Thai Beef and Herb Salad

    32 minutes

    This beef salad highlights the nature of Thai cooking where there must be a balance between hot, sour, salty and sweet.


    South Australia, Australia
    1 person made this

    Serves: 4 

    • 750g beef eye fillet
    • 2 carrots, julienned
    • 1 telegraph cucumber, seeds removed and finely sliced
    • 1/4 cup Vietnamese mint leaves
    • 1/4 cup coriander leaves
    • 1/4 torn basil leaves
    • 1/2 cup chopped toasted peanuts
    • dressing
    • 3 tablespoons lime juice
    • 3 tablespoons brown sugar (or palm sugar)
    • 2 tablespoons fish sauce
    • 2 tablespoons sesame oil
    • 2 tablespoons water
    • 1 small red chilli, seeds removed and finely chopped
    • 2 cloves garlic, crushed

    Preparation:10min  ›  Cook:22min  ›  Ready in:32min 

    1. Preheat oven to 220 degrees C. Sear the beef quickly in a hot frypan, then place in an oven pan.
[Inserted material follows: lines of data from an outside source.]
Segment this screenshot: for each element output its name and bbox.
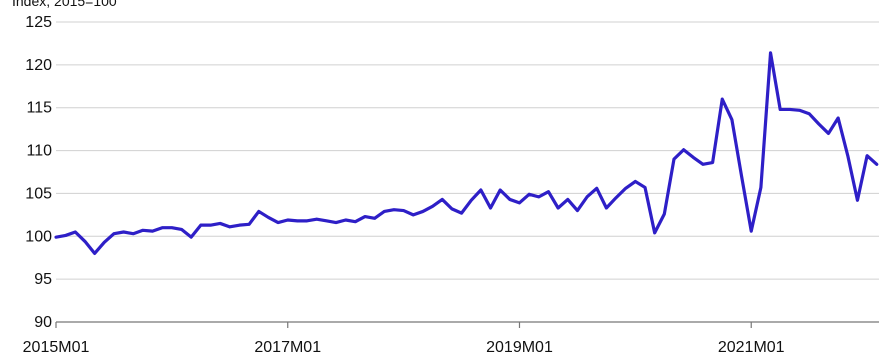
y-tick-label-90: 90 bbox=[34, 314, 52, 331]
y-tick-label-100: 100 bbox=[25, 228, 52, 245]
x-tick-label-2019M01: 2019M01 bbox=[486, 339, 553, 354]
x-axis: 2015M01 2017M01 2019M01 2021M01 bbox=[23, 321, 879, 354]
x-tick-label-2017M01: 2017M01 bbox=[254, 339, 321, 354]
series-group bbox=[54, 51, 879, 256]
series-line bbox=[54, 51, 879, 256]
y-axis-tick-labels: 90 95 100 105 110 115 120 125 bbox=[25, 14, 52, 331]
gridlines bbox=[56, 21, 879, 280]
y-tick-label-95: 95 bbox=[34, 271, 52, 288]
y-tick-label-125: 125 bbox=[25, 14, 52, 31]
x-tick-label-2021M01: 2021M01 bbox=[718, 339, 785, 354]
chart-subtitle: Index, 2015=100 bbox=[12, 0, 117, 9]
y-tick-label-110: 110 bbox=[26, 143, 52, 160]
y-tick-label-115: 115 bbox=[26, 100, 52, 117]
x-tick-label-2015M01: 2015M01 bbox=[23, 339, 90, 354]
y-tick-label-120: 120 bbox=[25, 57, 52, 74]
y-tick-label-105: 105 bbox=[25, 185, 52, 202]
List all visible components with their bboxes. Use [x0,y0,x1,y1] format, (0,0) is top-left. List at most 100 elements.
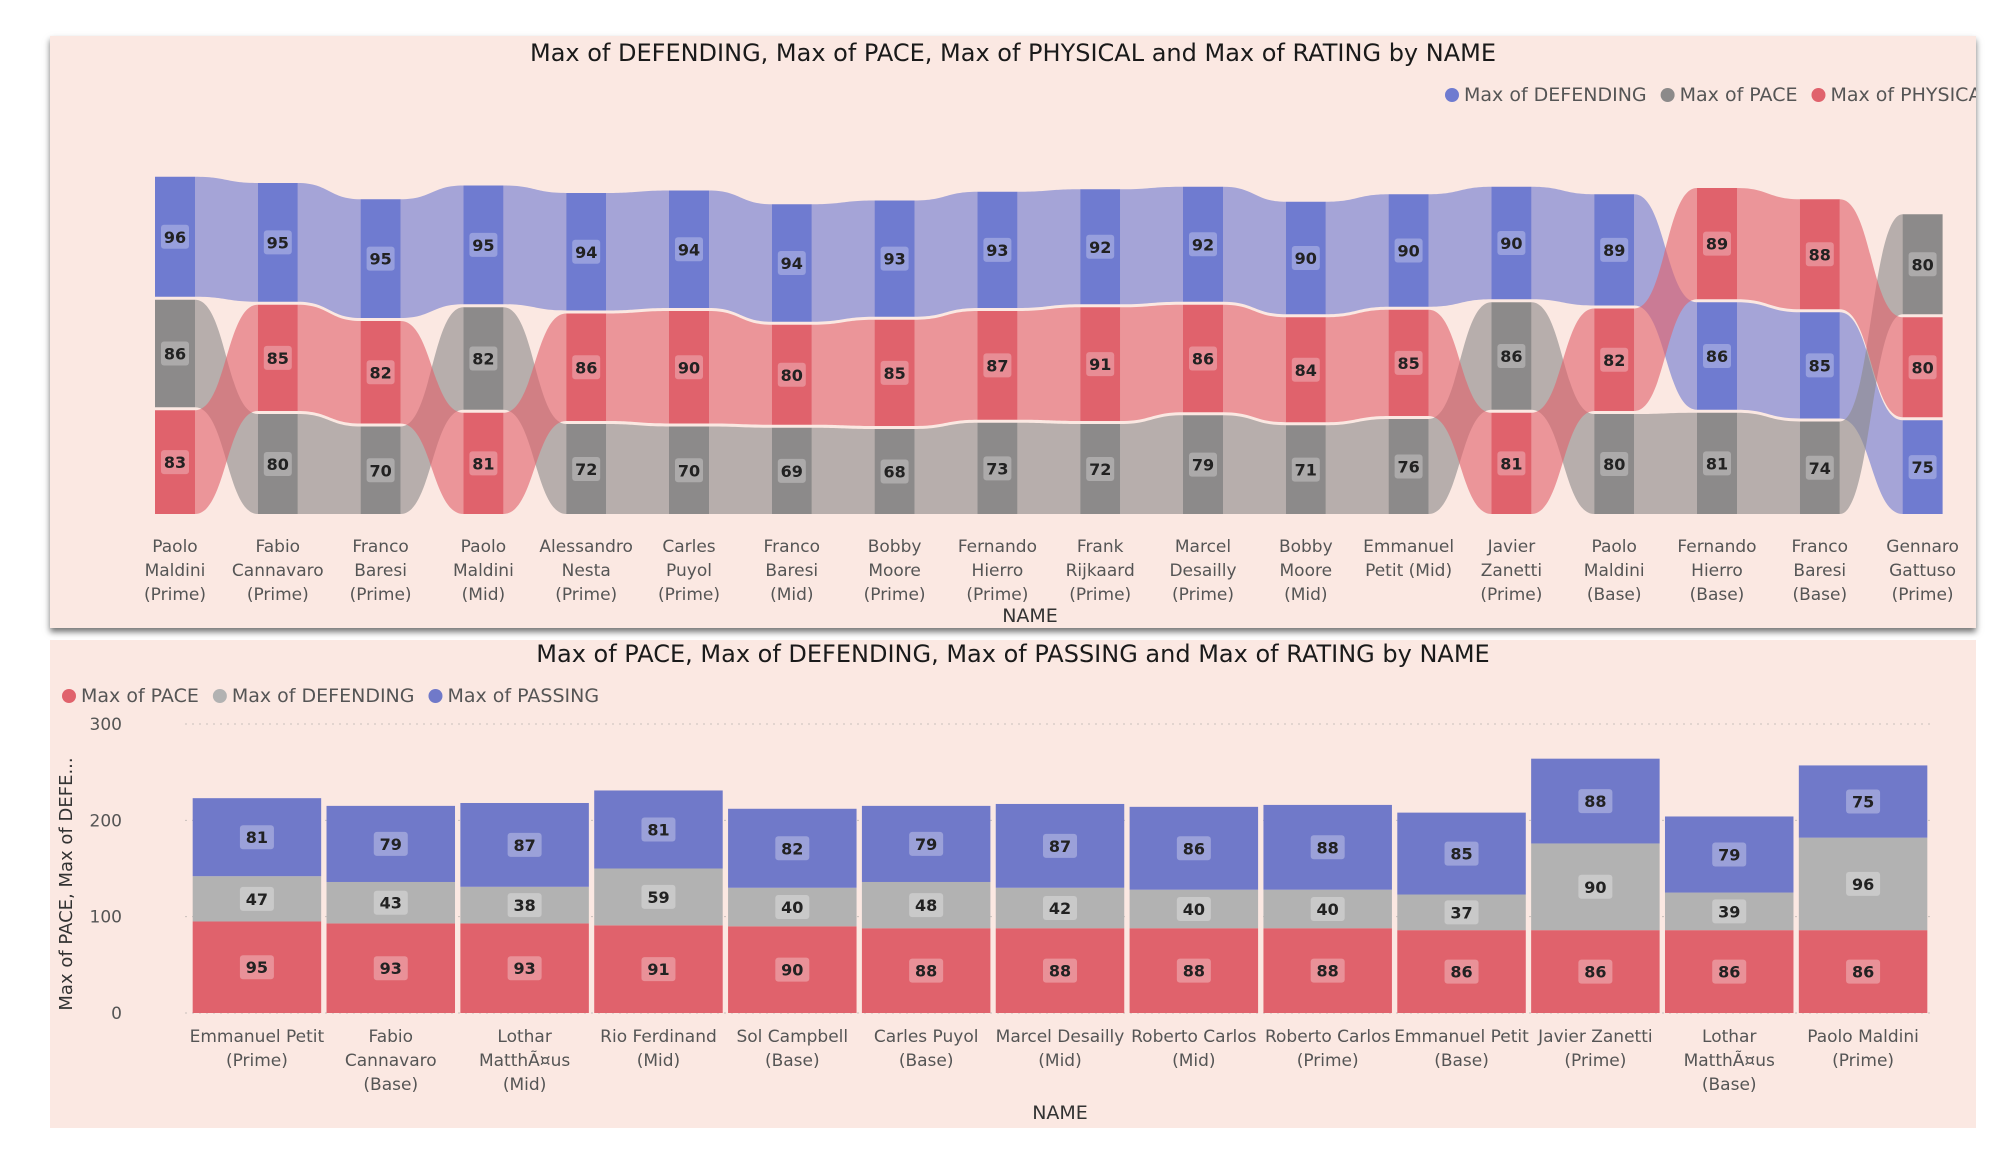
data-label-bg [641,817,676,842]
x-tick-label: Frank [1077,537,1124,557]
data-label-bg [1805,353,1834,378]
data-label: 94 [781,254,803,273]
x-tick-label: (Mid) [1038,1051,1081,1071]
y-grid: 0 100 200 300 [90,715,1930,1024]
data-label: 82 [781,839,803,858]
bar-segment [566,424,607,514]
data-label-bg [1600,347,1629,372]
x-tick-label: Moore [868,561,921,581]
data-label-bg [161,450,189,475]
x-tick-label: Franco [764,537,820,557]
ribbon-max-of-pace [1737,412,1800,514]
bar-segment [1388,309,1429,416]
bar-segment [669,311,709,424]
x-tick-label: (Prime) [966,585,1028,605]
data-label: 80 [1911,358,1933,377]
data-label: 79 [915,835,937,854]
data-label-bg [641,957,676,982]
data-label: 85 [1809,356,1831,375]
ribbon-max-of-physical [195,304,258,514]
bar-segment [1664,930,1794,1013]
bar-segment [1183,186,1223,302]
bar-segment [1183,415,1223,514]
x-tick-label: Carles Puyol [874,1027,979,1047]
x-tick-label: (Base) [1702,1075,1757,1095]
data-label-bg [1394,238,1423,263]
data-label-bg [239,825,274,850]
data-label: 95 [246,958,268,977]
x-tick-label: Rijkaard [1066,561,1135,581]
bar-segment [861,928,991,1013]
data-label-bg [1043,895,1077,920]
data-label: 93 [513,959,535,978]
ribbon-max-of-physical [297,304,361,424]
legend-label: Max of DEFENDING [232,685,415,707]
data-label-bg [366,246,395,271]
data-label-bg [161,341,189,366]
data-label: 81 [472,454,494,473]
data-label-bg [880,459,909,484]
ribbon-max-of-pace [1634,412,1697,514]
x-tick-label: Maldini [145,561,206,581]
data-label-bg [263,452,292,476]
legend-marker [212,689,227,703]
data-label: 40 [781,898,803,917]
x-tick-label: Nesta [562,561,611,581]
x-tick-label: Cannavaro [345,1051,437,1071]
ribbon-max-of-physical [1120,304,1183,421]
top-ribbon-chart: Max of DEFENDING Max of PACE Max of PHYSIC… [144,84,1976,627]
bar-segment [192,798,322,877]
data-label: 42 [1049,899,1071,918]
bar-segment [1285,317,1326,423]
data-label-bg [373,831,408,856]
ribbon-max-of-defending [1428,186,1492,307]
y-axis-title: Max of PACE, Max of DEFE... [56,757,77,1010]
data-label-bg [1189,346,1217,371]
x-tick-label: Paolo [152,537,197,557]
bar-segment [1799,312,1840,419]
data-label-bg [1805,455,1834,480]
ribbon-max-of-pace [1839,214,1903,514]
x-tick-label: (Prime) [864,585,926,605]
x-tick-label: Fabio [368,1027,413,1047]
bar-segment [566,193,607,311]
x-tick-label: (Base) [1792,585,1847,605]
data-label-bg [775,895,810,920]
data-label: 43 [380,894,402,913]
bar-segment [1664,816,1794,893]
x-tick-label: (Base) [899,1051,954,1071]
data-label: 85 [883,364,905,383]
data-label-bg [1043,833,1077,858]
data-label-bg [366,360,395,385]
bar-segment [1799,421,1840,514]
legend-marker [1811,88,1826,102]
bar-segment [594,868,723,926]
data-label-bg [469,451,498,476]
ribbon-max-of-defending [1531,186,1595,306]
data-label-bg [675,355,703,380]
bar-segment [861,805,991,882]
bar-segment [1798,837,1928,931]
data-label: 86 [1706,347,1728,366]
data-label: 70 [678,461,700,480]
data-label-bg [1712,842,1747,867]
data-label-bg [1712,959,1747,984]
data-label-bg [1176,836,1211,861]
data-label-bg [1846,789,1881,814]
data-label: 87 [1049,837,1071,856]
x-tick-label: Gennaro [1886,537,1959,557]
data-label: 85 [267,349,289,368]
bar-segment [874,319,915,426]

Roast for 20 minutes for medium-rare.
    2. Remove beef, cover with foil. Slice thinly once cooled. Meanwhile, to make dressing, whisk ingredients in a bowl until sugar dissolves. Adjust to get the right mix of hot, sour, salty and sweet.
    3. Combine remaining salad ingredients, sliced beef and dressing in a bowl. Toss well and serve.